Gheorghe n’a que 16 ans. C’est un Rom qui habite à quelques mètres de la Cité des Poètes, bien mal nommée puisque c’est de là que venaient ses agresseurs. Ce coin déshérité de Seine-Saint-Denis est habitué depuis longtemps à la présence de Roms, mais la situation s’est dégradée depuis quelques semaines, au fur et à mesure que grossissait le bidonville mitoyen d’un pavillon en ruines, jusqu’à atteindre près de deux cents personnes.
Exaspération des habitants de la Cité des Poètes face au chantier de réhabilitation dévalisé, aux vitres de voitures brisées pour permettre de petits larcins, aux réservoirs d’essence siphonnés.
Les faits ne sont pas encore établis à l’heure où nous écrivons.

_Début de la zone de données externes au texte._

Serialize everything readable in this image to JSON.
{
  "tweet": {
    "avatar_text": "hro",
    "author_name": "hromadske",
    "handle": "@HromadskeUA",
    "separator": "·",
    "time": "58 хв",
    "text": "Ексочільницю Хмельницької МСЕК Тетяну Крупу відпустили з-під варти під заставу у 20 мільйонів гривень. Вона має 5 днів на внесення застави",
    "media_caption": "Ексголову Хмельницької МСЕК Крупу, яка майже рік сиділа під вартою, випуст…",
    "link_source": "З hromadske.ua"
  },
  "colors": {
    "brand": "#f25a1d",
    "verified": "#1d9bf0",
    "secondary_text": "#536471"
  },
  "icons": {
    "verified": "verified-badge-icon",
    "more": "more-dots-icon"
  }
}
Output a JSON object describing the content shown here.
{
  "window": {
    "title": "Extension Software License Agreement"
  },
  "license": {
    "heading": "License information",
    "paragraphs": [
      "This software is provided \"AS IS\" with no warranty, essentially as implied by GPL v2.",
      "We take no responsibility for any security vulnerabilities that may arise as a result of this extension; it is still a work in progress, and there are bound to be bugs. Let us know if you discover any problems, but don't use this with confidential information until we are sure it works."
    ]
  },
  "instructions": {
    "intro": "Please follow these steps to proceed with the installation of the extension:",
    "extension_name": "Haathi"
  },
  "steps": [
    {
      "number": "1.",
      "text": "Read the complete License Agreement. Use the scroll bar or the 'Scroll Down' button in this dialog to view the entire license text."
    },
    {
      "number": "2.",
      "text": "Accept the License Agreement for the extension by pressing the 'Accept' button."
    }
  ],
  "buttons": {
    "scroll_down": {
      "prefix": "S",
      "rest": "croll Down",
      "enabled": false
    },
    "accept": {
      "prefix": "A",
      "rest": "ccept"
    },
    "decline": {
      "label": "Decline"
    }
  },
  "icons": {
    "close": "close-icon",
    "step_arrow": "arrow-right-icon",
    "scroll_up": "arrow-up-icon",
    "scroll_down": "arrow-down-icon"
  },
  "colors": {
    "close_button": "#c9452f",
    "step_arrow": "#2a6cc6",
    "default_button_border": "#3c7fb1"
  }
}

Gheorghe, soupçonné d’être l’auteur d’un petit vol, a été retrouvé, le 13 juin, dans un chariot de supermarché, sur le bord de la nationale 1, lynché par un groupe d’habitants de cette cité.
En fait, Gheorghe aurait été surpris par un jeune garçon en train de dérober une boîte de bijoux. Il semble qu’une opération punitive se soit rapidement montée pour s’emparer du jeune Rom signalé comme portant un tee-shirt rouge, à l’initiative d’une bande armée et en partie cagoulée. Un porte-parole de ces « justiciers » aurait même contacté les parents de Gheorghe pour réclamer de l’argent contre la libération du jeune délinquant. Puis, fin de ce chantage et, dans la nuit, on retrouve le Rom, le visage tuméfié, dans un état lamentable. Dix jours après les faits, il est toujours dans le coma… A l’heure où nous mettons sous presse, le parquet de Bobigny indique que l’état de santé du jeune Rom est « en phase d’amélioration ».
Pourtant, c’est à la justice que revient un rôle irremplaçable : établir les faits, rechercher les coupables, déterminer les responsabilités, décider des sanctions, et proposer des mesures préventives. On ne peut se faire justice soi-même.
Tous ceux qui sont allés enquêter sur place en témoignent : personne, dans le quartier, n’accepte de parler de crime raciste. Vous avez dit racisme ? « C’est une bande d’ados qui se sont vengés », dit-on. Les rares témoignages sont contradictoires.
Il n’y aurait, en France, que 17 000 Roms
Aujourd’hui les actes de violence à l’encontre des Roms sont trop souvent admis. On les présente comme réfractaires à l’intégration, et on explique facilement la violence… quand on ne l’excuse pas. Certains élus locaux, députés ou ministres, stigmatisent cette population et contribuent à installer cette atmosphère de préface au pogrom. On évacue les campements illégaux où vivent ces familles, dont le nombre a augmenté avec l’entrée, en 2007, de la Roumanie et de la Bulgarie dans l’Union Européenne. Ils ne seraient pourtant que 17 000 en France.
Une circulaire d’août 2012 encadre en principe ces évacuations, en proposant des parcours d’intégration avec logement, formation et emploi… hélas diversement appliqués, car soumis à des critères que les Roms ont du mal à remplir (abandon des trafics, scolarisation des enfants, maîtrise du français).
Trop souvent, des écoles refusent les enfants, arguant du fait qu’ils n’ont pas d’adresse fixe : en effet, de nombreuses municipalités refusent de donner une adresse administrative aux bidonvilles, pour éviter une sédentarisation, fût-elle provisoire, qui feraient de ces Roms d’éventuels candidats aux logements sociaux déjà trop rares. D’où la nomadisation continue de ces populations, d’un bidonville à l’autre, en région parisienne, à Lyon ou Marseille. Ceux qui habitent dans la proximité de ces bidonvilles développent d’autant plus de peurs que les rumeurs les plus folles se répandent à propos des Roms, dont la situation économique et sociale explique mais ne justifie pas la délinquance. Pour combattre le racisme ordinaire qui peut aller jusqu’à tuer, il faut améliorer la politique d’intégration de ces Européens, et exiger des élus qu’ils fournissent à cette minorité eau, toilettes, poubelles et scolarisation des enfants.
Le lynchage de Gheorghe doit provoquer une prise de conscience de nos concitoyens.